Oleh karena itu, Mahkamah Konstitusi (MK) kemudian dengan sangat tegas telah melakukan pelarangan mengenai tempat ibadah yang dijadikan untuk ajang berkampanye. Pelarangan dari MK ini juga telah sesuai dengan adanya permohonan sebelumnya yang dikemukakan oleh anggota Dewan Perwakilan Rakyat Daerah (DPRD) Derah Khusus Ibukota (DKI) Jakarta, Yenny Ong.

Sebelumnya memang terdapat sebuah gugatan dari yang bersangkutan terkait dengan Pasal 280 ayat 1 huruf h dalam Undang-Undang (UU) Pemilu, yang mana berbunyi: “Pelaksana, peserta dan tim kampanye Pemilu dilarang menggunakan fasilitas pemerintah, tempat ibadah, dan tempat pendidikan.”

Akan tetapi dalam penjelasannya berbunyi: “Fasilitas pemerintah, tempat ibadah, dan tempat pendidikan dapat digunakan jika peserta pemilu hadir tanpa atribut kampanye pemilu atas undangan dari pihak penanggung jawab fasilitas pemerintah, tempat ibadah, dan tempat pendidikan”.

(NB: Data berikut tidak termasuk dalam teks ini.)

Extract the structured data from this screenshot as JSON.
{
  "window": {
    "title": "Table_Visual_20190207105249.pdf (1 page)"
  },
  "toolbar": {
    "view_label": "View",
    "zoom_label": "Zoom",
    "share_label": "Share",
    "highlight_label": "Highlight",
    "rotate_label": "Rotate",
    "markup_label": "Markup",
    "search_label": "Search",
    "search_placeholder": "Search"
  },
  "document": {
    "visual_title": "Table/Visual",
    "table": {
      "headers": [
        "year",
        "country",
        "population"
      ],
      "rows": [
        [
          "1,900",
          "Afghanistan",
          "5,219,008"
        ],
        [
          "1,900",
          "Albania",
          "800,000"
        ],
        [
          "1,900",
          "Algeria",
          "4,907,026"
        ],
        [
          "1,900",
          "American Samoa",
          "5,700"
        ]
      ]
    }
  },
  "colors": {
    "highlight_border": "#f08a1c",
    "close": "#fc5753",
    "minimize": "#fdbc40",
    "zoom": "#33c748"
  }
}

Tentunya atas adanya permohonan itu, maka pihak Mahkamah Konstitusi mengabulkan dengan melarang dengan sangat tegas adanya aktivitas kampanye di tampat ibadah. Ketua MK, Anwar Usman mengungkapkan bahwa dirinya telah mengabulkan permohonan untuk sebagian pada gugatan tersebut.

Dalam pengabulannya, pihak MK melakukan penghapusan pada Penjelasan Pasal 280 ayat 1 huruf h UU Pemilu. Kemudian untuk Pasal 280 ayat 1 huruf h UU Pemilu sendiri dilakukan revisi, yang mana MK menyatakan bahwa dalam Pasal 280 ayat 1 huruf h UU Pemilu tersebut dibuah menjadi: “Pelaksana, peserta dan tim kampanye Pemilu dilarang menggunakan fasilitas pemerintah, tempat ibadah, dan tempat pendidikan, kecuali untuk fasilitas pemerintah dan tempat pendidikan sepanjang mendapat izin dari penanggung jawab tempat dimaksud dan hadir tanpa atribut kampanye pemilu.”

Bukan tanpa alasan mengapa pada akhirnya pihak Mahkamah Konstitusi mengabulkan permohonan tersebut dan kini dengan sangat tegas melakukan pelarangan kegiatan kampanye di tempat ibadah. Pasalnya, tentu dipertimbangkan bahwa dengan menggunakan tempat ibadah sebagai ajang berkampanye akan sangat berpotensi untuk menimbulkan emosi dan juga kontroversi serta juga dapat merusak nilai-nilai agama.

Terlebih, menimbang pula bagaimana kondisi masyarakat di Indonesia yang bisa dikatakan cukup mudah untuk terprovokasi dan cepat bereaksi pada berbagai isu yang berkaitan dengan politik identitas, termasuk isu agama yang menjadi cukup sensitif bagi masyarakat sendiri.

Terdapat satu hal yang penting untuk dipahami dalam konteks ini, bahwa pembatasan penggunaan tempat ibadah untuk aktivitas kampanye tentunya tidak lantas berarti kemudian pihak MK melakukan pemisahan antara agama dengan institusi negara, namun justru lebih kepada bagaimana proses pembedaan fungsi antara institusi keagamaan dengan ranah di luar agama dalam masyarakat, utamanya untuk masalah yang memang sangat berkaitan dengan politik praktik sangat tinggi.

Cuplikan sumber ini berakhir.